Let's take a minute to interpret these results 

### Accuracy 

- ~78% similar to the simple logistic regression model we built already

### Precision 

- 39% better than simple logistic Regression which had ~33% 
- More of the instances we classified as defaults actually were defaults 
- However, most of the instances we classify as defaults are actually not defaults

### Recall 

- Recall has increased dramatically, from 0.03% to 4.5%!
- Random Forest picked up a lot more of the actual positive cases
- It still missed most of them

### F1

- The F1 score has also increased dramatically from 0.0006 to ~0.08! 
- There is a better balance between Precision and Recall for Random Forest
- Although this is still generally poor

### AUC 

- The area under the roc curve has increased very slightly

### Probability Distributions 

- Plot shows bad class separation 
- Majority of cases unlikely to be classified as defaults 

Generally the random forest is better than Logistic Regression but it is still not doing a good job

## Overfitting

In [None]:
eval_model(rfc_model, x_train, y_train)

Our random forest is overfitting

## Hyperparameters 

### Number of Trees 

Let's do some manual exploration of the forest size parameter, remember the default value is 100 

In [None]:
rfc_model = RandomForestClassifier(n_estimators=1)
rfc_model.fit(x_train, y_train)

eval_model(rfc_model, x_test, y_test)

- With a forest size of 1, the random forest behaves as a standalone decision tree and is unable to distinguish between the two classes
- With AUC of 0.52 it is only marginally better than a random classifier

Let's see what happens if we increase the number of trees to 10

In [None]:
rfc_model = RandomForestClassifier(n_estimators=10)
rfc_model.fit(x_train, y_train)

eval_model(rfc_model, x_test, y_test)

- We see here that with a forest size of 10 the separation ability of the model increases with an AUC of 0.58
- Multiple peaks on the distribution chart suggest that this is not a very stable model

In [None]:
rfc_model = RandomForestClassifier(n_estimators=100)
rfc_model.fit(x_train, y_train)

eval_model(rfc_model, x_test, y_test)

- With 100 estimators the AUC improved from 0.58 to 0.62
- Class distributions appeared more defined and settled

What about if we increase to 300?

In [None]:
rfc_model = RandomForestClassifier(n_estimators=300)
rfc_model.fit(x_train, y_train)

eval_model(rfc_model, x_test, y_test)

Very similar performance to the default value of 100! 

Increasing the size of the forest helps classification performance up to a point

However, it also increases the computational cost of training the model

### Maximum Depth

In [None]:
rfc_model = RandomForestClassifier(n_estimators=100, max_depth=5)
rfc_model.fit(x_train, y_train)

eval_model(rfc_model, x_test, y_test)

We have increased the AUC but the model is failing to identify any loan defaults

Let's take a look at how it performs on the training data

In [None]:
eval_model(rfc_model, x_train, y_train)

As with the test data, the model is not identifying any defaults.

Very similar performance between training and test data tells us we are not overfitting anymore, but the model has very little predictive power

Limiting the tree size to 5 has probably oversimplified the model and actually given us an underfit model!

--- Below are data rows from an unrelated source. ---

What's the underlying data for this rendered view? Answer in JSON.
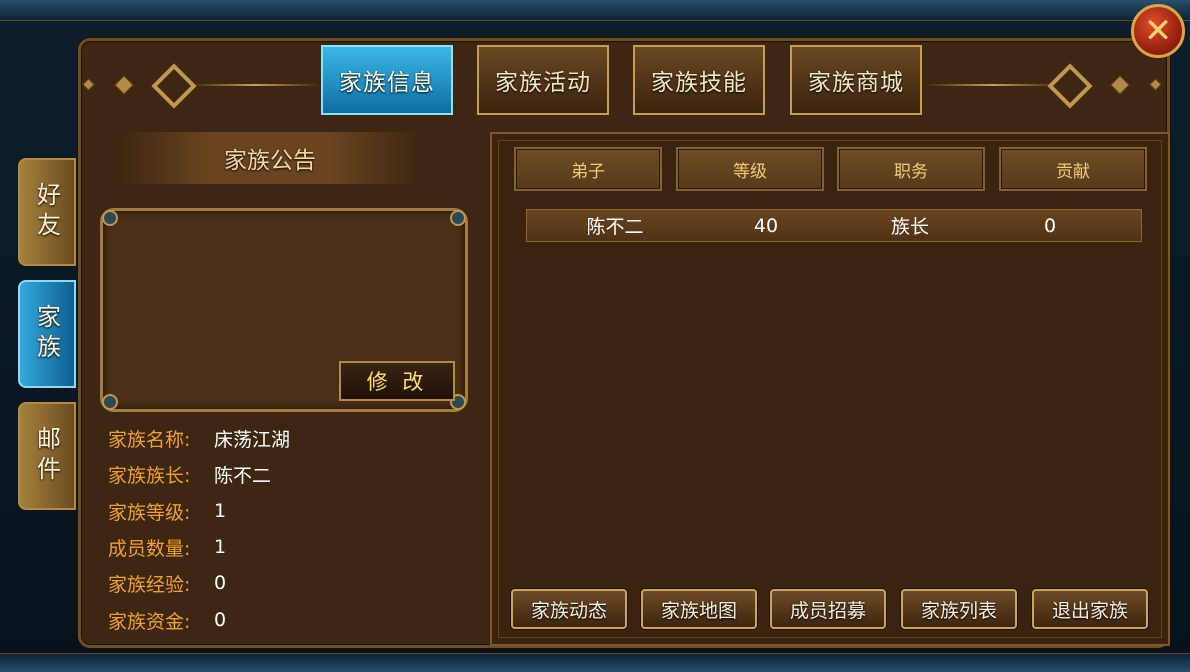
{
  "top_tabs": [
    {
      "label": "家族信息",
      "active": true
    },
    {
      "label": "家族活动",
      "active": false
    },
    {
      "label": "家族技能",
      "active": false
    },
    {
      "label": "家族商城",
      "active": false
    }
  ],
  "side_tabs": [
    {
      "label": "好友",
      "active": false
    },
    {
      "label": "家族",
      "active": true
    },
    {
      "label": "邮件",
      "active": false
    }
  ],
  "notice": {
    "title": "家族公告",
    "content": "",
    "edit_label": "修 改"
  },
  "family_info": [
    {
      "label": "家族名称:",
      "value": "床荡江湖"
    },
    {
      "label": "家族族长:",
      "value": "陈不二"
    },
    {
      "label": "家族等级:",
      "value": "1"
    },
    {
      "label": "成员数量:",
      "value": "1"
    },
    {
      "label": "家族经验:",
      "value": "0"
    },
    {
      "label": "家族资金:",
      "value": "0"
    }
  ],
  "member_table": {
    "headers": [
      "弟子",
      "等级",
      "职务",
      "贡献"
    ],
    "rows": [
      [
        "陈不二",
        "40",
        "族长",
        "0"
      ]
    ]
  },
  "bottom_buttons": [
    "家族动态",
    "家族地图",
    "成员招募",
    "家族列表",
    "退出家族"
  ],
  "close_icon": "close-icon",
  "colors": {
    "active_tab": "#1f8fc7",
    "label_orange": "#f0a12a",
    "panel_brown": "#3d2712",
    "gold_border": "#c59d55"
  }
}
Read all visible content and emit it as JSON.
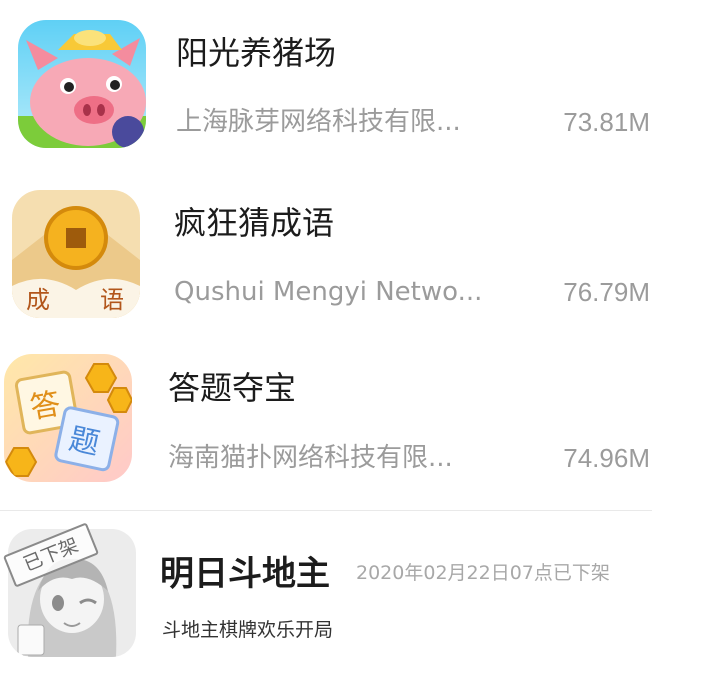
{
  "apps": [
    {
      "name": "阳光养猪场",
      "developer": "上海脉芽网络科技有限...",
      "size": "73.81M",
      "icon": "pig-game-icon"
    },
    {
      "name": "疯狂猜成语",
      "developer": "Qushui Mengyi Netwo...",
      "size": "76.79M",
      "icon": "idiom-coin-icon",
      "icon_text": [
        "成",
        "语"
      ]
    },
    {
      "name": "答题夺宝",
      "developer": "海南猫扑网络科技有限...",
      "size": "74.96M",
      "icon": "quiz-cards-icon",
      "icon_text": [
        "答",
        "题"
      ]
    }
  ],
  "offline_app": {
    "name": "明日斗地主",
    "status": "2020年02月22日07点已下架",
    "description": "斗地主棋牌欢乐开局",
    "stamp": "已下架",
    "icon": "anime-girl-icon"
  }
}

Let's try again with a larger max_depth

In [None]:
rfc_model = RandomForestClassifier(n_estimators=100, max_depth=15)
rfc_model.fit(x_train, y_train)

eval_model(rfc_model, x_test, y_test)

A few things to note here! 

We have increased the AUC to ~0.65, this model has the best ability to separate classes that we have seen so far! 

It is also has a very good precision score of 67%, but we are still identifying very few loan defaults hence the poor recall

Let's have a look at the training set performance!

In [None]:
eval_model(rfc_model, x_train, y_train)

Our model does perform better on the training data so it could be a little overfitted. However, it certainly is much less dramatic than before! 

We have now limited the complexity of the trees in our forest which has reduced overfitting.